Quel serait un signe de reconnaissance ?
Que nous soyons aux Jeux olympiques. Qui mieux que Kassav réunit tout le monde en France et à l’étranger ? C’est ce que représentent les cinq anneaux olympiques. Quand on choisit quelqu’un pour porter le drapeau français, on le fait pour des raisons précises. Kassav’ est connu dans le monde entier qui est réuni par les Jeux olympiques. Mais quand on voit la polémique autour d’Aya Nakamura [cible de groupes racistes qui estiment qu’elle n’est pas légitime pour chanter à la cérémonie d’ouverture des JO de Paris], on ne souhaite pas en créer une autre. Nous laissons les choses se faire.

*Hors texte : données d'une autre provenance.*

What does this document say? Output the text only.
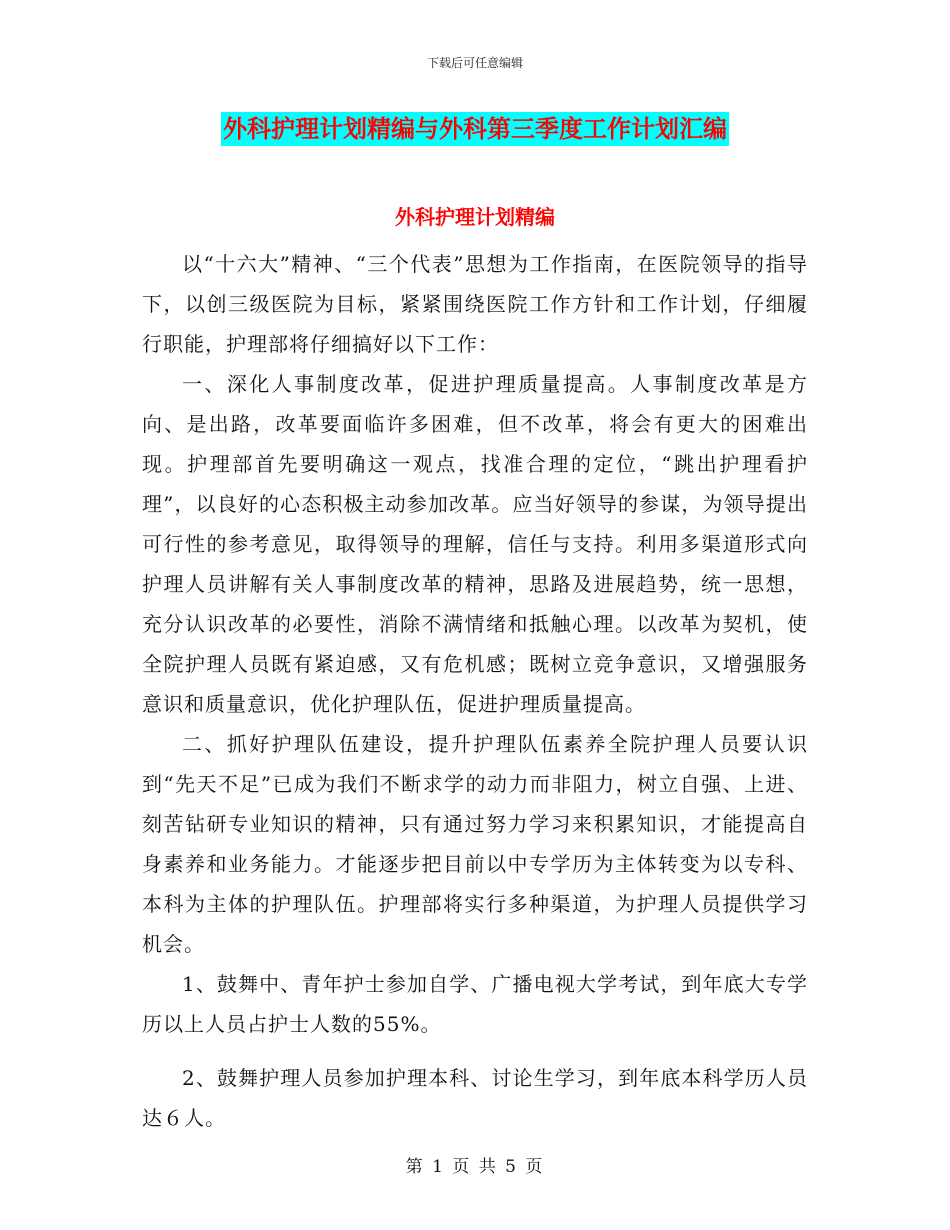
下载后可任意编辑
外科护理计划精编与外科第三季度工作计划汇编
外科护理计划精编

以“十六大”精神、“三个代表”思想为工作指南，在医院领导的指导下，以创三级医院为目标，紧紧围绕医院工作方针和工作计划，仔细履行职能，护理部将仔细搞好以下工作：

一、深化人事制度改革，促进护理质量提高。人事制度改革是方向、是出路，改革要面临许多困难，但不改革，将会有更大的困难出现。护理部首先要明确这一观点，找准合理的定位，“跳出护理看护理”，以良好的心态积极主动参加改革。应当好领导的参谋，为领导提出可行性的参考意见，取得领导的理解，信任与支持。利用多渠道形式向护理人员讲解有关人事制度改革的精神，思路及进展趋势，统一思想，充分认识改革的必要性，消除不满情绪和抵触心理。以改革为契机，使全院护理人员既有紧迫感，又有危机感；既树立竞争意识，又增强服务意识和质量意识，优化护理队伍，促进护理质量提高。

二、抓好护理队伍建设，提升护理队伍素养全院护理人员要认识到“先天不足”已成为我们不断求学的动力而非阻力，树立自强、上进、刻苦钻研专业知识的精神，只有通过努力学习来积累知识，才能提高自身素养和业务能力。才能逐步把目前以中专学历为主体转变为以专科、本科为主体的护理队伍。护理部将实行多种渠道，为护理人员提供学习机会。

1、鼓舞中、青年护士参加自学、广播电视大学考试，到年底大专学历以上人员占护士人数的55%。

2、鼓舞护理人员参加护理本科、讨论生学习，到年底本科学历人员达６人。

第 1 页 共 5 页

Vous avez chanté partout dans le monde et dans toutes les circonstances. Il y a eu un cessez-le-feu en Angola grâce à votre concert. De quelle scène rêvez-vous encore pour Kassav’ ?
En face de la tour Eiffel le 14 juillet, une scène au milieu de l’arcade du Musée de l’homme et un public jusqu’à la tour Eiffel, avant les Jeux olympiques. Un concert gratuit.